I was doing some contextualist bashing over on Crooked Timber when I noticed that I hadn’t realised before. The explanation for this is probably completely obvious, and it’s just revealing my own ignorance that I don’t know the explanation, but I couldn’t figure out why (1) is three-way ambiguous, when by rights it should be four-way ambiguous.
(1) Bill said that he loves his mother. So did Tom.
The three readings I think the second sentence has are
(1a) Tom said that Tom loves Tom’s mother.
(1b) Tom said that Tom loves Bill’s mother.
(1c) Tom said that Bill loves Bill’s mother.
I don’t think the second sentence can mean
(1d) Tom said that Bill loves Tom’s mother.
Now why should this be?

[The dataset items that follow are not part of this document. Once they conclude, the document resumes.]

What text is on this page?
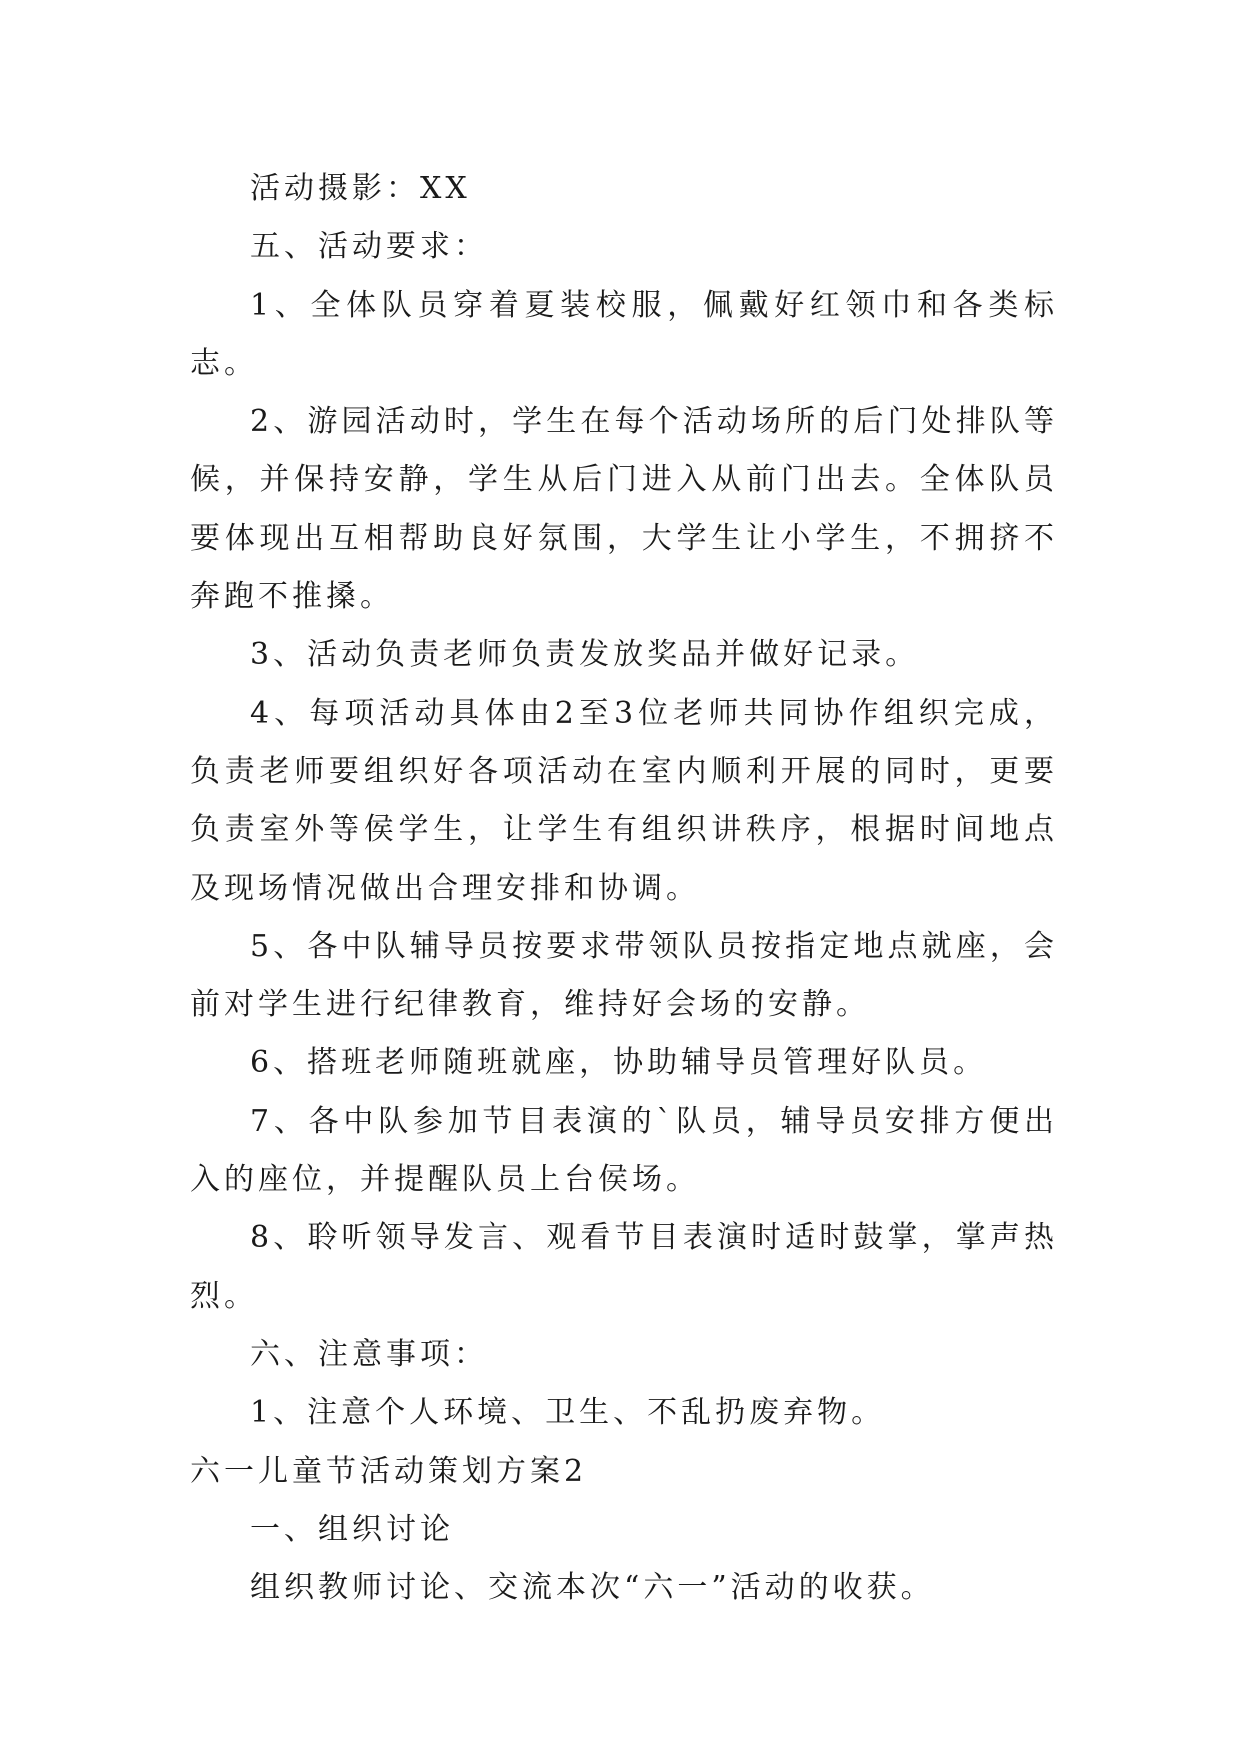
活动摄影：XX

五、活动要求：

1、全体队员穿着夏装校服，佩戴好红领巾和各类标志。

2、游园活动时，学生在每个活动场所的后门处排队等候，并保持安静，学生从后门进入从前门出去。全体队员要体现出互相帮助良好氛围，大学生让小学生，不拥挤不奔跑不推搡。

3、活动负责老师负责发放奖品并做好记录。

4、每项活动具体由2至3位老师共同协作组织完成，负责老师要组织好各项活动在室内顺利开展的同时，更要负责室外等侯学生，让学生有组织讲秩序，根据时间地点及现场情况做出合理安排和协调。

5、各中队辅导员按要求带领队员按指定地点就座，会前对学生进行纪律教育，维持好会场的安静。

6、搭班老师随班就座，协助辅导员管理好队员。

7、各中队参加节目表演的`队员，辅导员安排方便出入的座位，并提醒队员上台侯场。

8、聆听领导发言、观看节目表演时适时鼓掌，掌声热烈。

六、注意事项：

1、注意个人环境、卫生、不乱扔废弃物。

六一儿童节活动策划方案2

一、组织讨论

组织教师讨论、交流本次“六一”活动的收获。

I thought the explanation for the original ambiguity was that we can break down the first sentence in (1) the following ways under lambda abstraction. (This will all be in words because I don’t really know how to use the right symbols in HTML.)
(1a’) Bill self-ascribed the property of being a person who loves his mother.
(1b’) Bill self-ascribed the property of being a person who loves Bill’s mother.
(1c’) Bill ascribed to Bill the property of loving Bill’s mother.
But we could equally analyse the first sentence in (1) as (1d’).
(1d’) Bill self-ascribed the property of having a mother loved by Bill.
And if Tom also did that, then ‘So did Tom’ would mean (1d). But that’s blocked somehow? What’s going on?
One explanation is that (1d) is a disambiguation of ‘So did Tom’, but it’s never the salient disambiguation because of pragmatic reasons. But what would the pragmatic reasons be?
Another explanation is that the differences are due to differences in the binding constraints on ‘he’ and ‘his’. I’m not really sure what those constraints could be, since they couldn’t be absolute constraints. When (1) means (1d’), ‘he’ means just what it does in the (1c’) interpretation, and ‘his’ means just what it does in the (1a’) interpretation. (This sentence is rough, but I hope it’s clear enough.)
To complicate matters, it seems (2) is four-way ambiguous.
(2) Bill said that his mother loves him. So did Tom.
I think that with a bit of effor we can get all four readings for this sentence.
(2a) Tom said that Tom’s mother loves Tom.
(2b) Tom said that Tom’s mother loves Bill.
(2c) Tom said that Bill’s mother loves Bill.
(2d) Tom said that Bill’s mother loves Tom.
To get the final interpretation, consider the following dialogue.
Who said that Bill’s mother loves them?
Bill said that his mother loves him.
So did Tom.
And to get the (2b) reading, simply stress ‘his’ in the first sentence of (2). At first I was unsure whether either (2b) or (2d) were available readings, but it seems that both are.
So maybe it’s just a pragmatic blocking on (1d), because it’s hard to see how we could have a semantic or syntactic reason for blocking (1d) as a disambiguation, while keeping all four here. Or maybe I’m just not alert enough to find a context where the (1d) reading is allowed, and if so there isn’t a problem at all. Very confusing.